As regards the existence of a right to have a solicitor present in the garda interview, while Justice Charleton, Laffoy J concurring, is clear it does not form part of the right of access to a lawyer, there is great scope in the other judgments for a different interpretation in the future. We know from reference by others to his judgment that Justice MacKechnie believes the right currently exist. Justice MacMenamin believes it should exist in the future. Justices O’Donnell and O’Malley both explicitly reference inference from silence cases as ones where it might be explored further. A close reading of these judgments makes it clear that this is not a closed issue in the Irish Supreme Court.

Further, the current scheme whereby solicitors are permitted to attend interviews is relied upon substantively in the judgments. It is noted in each judgment. Justice Denham describes it as an ‘important factor’ in her judgment and a presumption that it is now the established practice seemed to underlie some of O’Donnell and O’Malley JJ’s comments. A valid question in light of the headline decision of the judgment is whether the DPP would now rescind the permission she had granted for solicitors to attend interviews, however, the judicial commentary on the scheme is supportive and seems to assume its continuation. It would, I contend, be difficult for the DPP to make that decision, particularly in light of the fact that she has permitted it for the past two and a half years when equally there was no established right. That has not changed.

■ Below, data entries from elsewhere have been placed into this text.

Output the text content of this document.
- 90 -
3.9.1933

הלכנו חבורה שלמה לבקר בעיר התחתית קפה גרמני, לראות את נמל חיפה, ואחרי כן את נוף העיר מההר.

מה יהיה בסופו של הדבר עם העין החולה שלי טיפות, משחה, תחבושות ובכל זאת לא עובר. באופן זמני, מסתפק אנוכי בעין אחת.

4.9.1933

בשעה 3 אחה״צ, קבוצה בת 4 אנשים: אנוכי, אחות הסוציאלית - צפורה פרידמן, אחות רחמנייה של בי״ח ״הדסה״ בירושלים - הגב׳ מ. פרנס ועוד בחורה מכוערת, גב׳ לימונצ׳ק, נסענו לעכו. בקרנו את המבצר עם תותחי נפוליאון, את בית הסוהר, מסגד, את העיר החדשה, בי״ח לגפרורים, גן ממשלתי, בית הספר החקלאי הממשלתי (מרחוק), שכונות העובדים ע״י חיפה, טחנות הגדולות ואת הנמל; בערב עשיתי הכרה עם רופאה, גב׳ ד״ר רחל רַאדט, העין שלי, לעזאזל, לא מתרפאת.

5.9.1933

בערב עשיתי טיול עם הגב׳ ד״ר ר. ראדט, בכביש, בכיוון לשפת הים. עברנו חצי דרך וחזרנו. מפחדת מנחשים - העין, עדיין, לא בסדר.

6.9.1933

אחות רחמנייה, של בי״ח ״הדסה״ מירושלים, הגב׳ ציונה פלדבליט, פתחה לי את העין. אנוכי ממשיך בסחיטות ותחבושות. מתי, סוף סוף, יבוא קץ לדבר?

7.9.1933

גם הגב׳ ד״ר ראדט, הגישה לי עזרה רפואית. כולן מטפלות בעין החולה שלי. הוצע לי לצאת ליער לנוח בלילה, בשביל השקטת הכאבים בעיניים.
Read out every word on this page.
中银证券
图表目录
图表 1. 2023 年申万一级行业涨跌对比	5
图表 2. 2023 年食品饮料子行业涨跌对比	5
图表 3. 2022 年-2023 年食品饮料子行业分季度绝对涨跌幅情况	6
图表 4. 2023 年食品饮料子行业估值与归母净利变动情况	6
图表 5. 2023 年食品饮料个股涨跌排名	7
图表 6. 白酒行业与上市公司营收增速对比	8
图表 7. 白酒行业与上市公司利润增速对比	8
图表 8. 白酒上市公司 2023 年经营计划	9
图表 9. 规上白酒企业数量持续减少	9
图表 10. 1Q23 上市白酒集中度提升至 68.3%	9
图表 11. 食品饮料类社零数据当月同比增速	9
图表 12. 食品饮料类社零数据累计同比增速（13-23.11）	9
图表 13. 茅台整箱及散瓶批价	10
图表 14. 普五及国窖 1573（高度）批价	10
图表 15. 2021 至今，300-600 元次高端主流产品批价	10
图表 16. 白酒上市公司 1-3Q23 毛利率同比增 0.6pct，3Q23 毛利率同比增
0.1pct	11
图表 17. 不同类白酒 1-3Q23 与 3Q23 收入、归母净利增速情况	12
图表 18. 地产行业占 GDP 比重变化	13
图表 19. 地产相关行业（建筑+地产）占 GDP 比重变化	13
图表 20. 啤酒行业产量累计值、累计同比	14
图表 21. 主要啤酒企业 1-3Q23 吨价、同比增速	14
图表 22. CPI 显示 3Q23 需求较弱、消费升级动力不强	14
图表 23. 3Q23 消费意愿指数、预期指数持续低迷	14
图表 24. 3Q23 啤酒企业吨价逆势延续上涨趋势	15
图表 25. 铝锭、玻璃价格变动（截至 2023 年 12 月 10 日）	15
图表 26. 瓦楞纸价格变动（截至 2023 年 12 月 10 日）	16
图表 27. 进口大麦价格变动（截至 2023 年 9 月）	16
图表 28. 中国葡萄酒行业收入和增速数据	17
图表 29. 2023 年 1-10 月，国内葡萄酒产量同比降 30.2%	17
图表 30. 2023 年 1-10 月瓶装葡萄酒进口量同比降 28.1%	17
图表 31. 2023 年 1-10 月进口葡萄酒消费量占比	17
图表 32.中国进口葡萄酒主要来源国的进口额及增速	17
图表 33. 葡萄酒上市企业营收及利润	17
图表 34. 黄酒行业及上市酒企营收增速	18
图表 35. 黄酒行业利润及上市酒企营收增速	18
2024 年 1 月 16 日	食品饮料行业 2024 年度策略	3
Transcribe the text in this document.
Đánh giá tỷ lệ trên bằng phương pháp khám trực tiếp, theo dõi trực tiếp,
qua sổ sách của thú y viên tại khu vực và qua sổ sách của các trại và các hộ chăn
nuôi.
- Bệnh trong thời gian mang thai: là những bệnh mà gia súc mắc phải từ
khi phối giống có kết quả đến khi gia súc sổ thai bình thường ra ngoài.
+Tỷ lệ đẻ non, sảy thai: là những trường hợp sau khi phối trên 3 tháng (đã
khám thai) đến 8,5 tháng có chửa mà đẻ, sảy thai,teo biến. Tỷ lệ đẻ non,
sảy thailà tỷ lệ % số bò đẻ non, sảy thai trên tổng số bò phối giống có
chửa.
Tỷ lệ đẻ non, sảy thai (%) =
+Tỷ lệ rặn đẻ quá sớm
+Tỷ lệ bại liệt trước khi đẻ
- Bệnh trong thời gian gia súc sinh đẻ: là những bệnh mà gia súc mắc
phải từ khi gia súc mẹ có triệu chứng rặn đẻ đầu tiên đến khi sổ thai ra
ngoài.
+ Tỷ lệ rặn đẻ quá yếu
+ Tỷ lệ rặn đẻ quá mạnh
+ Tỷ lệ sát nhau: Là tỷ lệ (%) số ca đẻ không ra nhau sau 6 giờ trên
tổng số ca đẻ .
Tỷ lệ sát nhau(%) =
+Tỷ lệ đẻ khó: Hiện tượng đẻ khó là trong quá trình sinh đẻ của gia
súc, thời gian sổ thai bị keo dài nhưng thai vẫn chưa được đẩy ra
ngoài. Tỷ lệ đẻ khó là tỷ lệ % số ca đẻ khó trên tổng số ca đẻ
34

I should also highlight the way in which the decision in Salduz has been discussed in the judgments. This decision has been distinguished in the current case by both Justices MacMenamin (on vulnerability grounds) and Justice O’Donnell (due to the nature of the legal system). Justice Charleton uses it only support of a statement that no general right has been found by the court, which is a somewhat unusual interpretation of the above. I contend that these are problematic grounds for not applying the test outlined in that case, which has been repeatedly applied as the appropriate standard in subsequent ECtHR cases.

Finally, it should not go with comment that, on the face of what is outlined in the judgments, questions should be asked about the standard of legal advice provided in this case. Forty minutes of advice over 60 hours of detention for a murder charge seems, without further detail, inadequate. Since that particular detention the context has changed and solicitors now attend interviews as well as consultations. The SUPRALAT project, of which I am a member, is undertaking the first training of solicitors in Ireland in relation attending garda interviews and has been accredited by the Law Society Professional Training unit. Such training is essential to ensure effective defence in the garda station.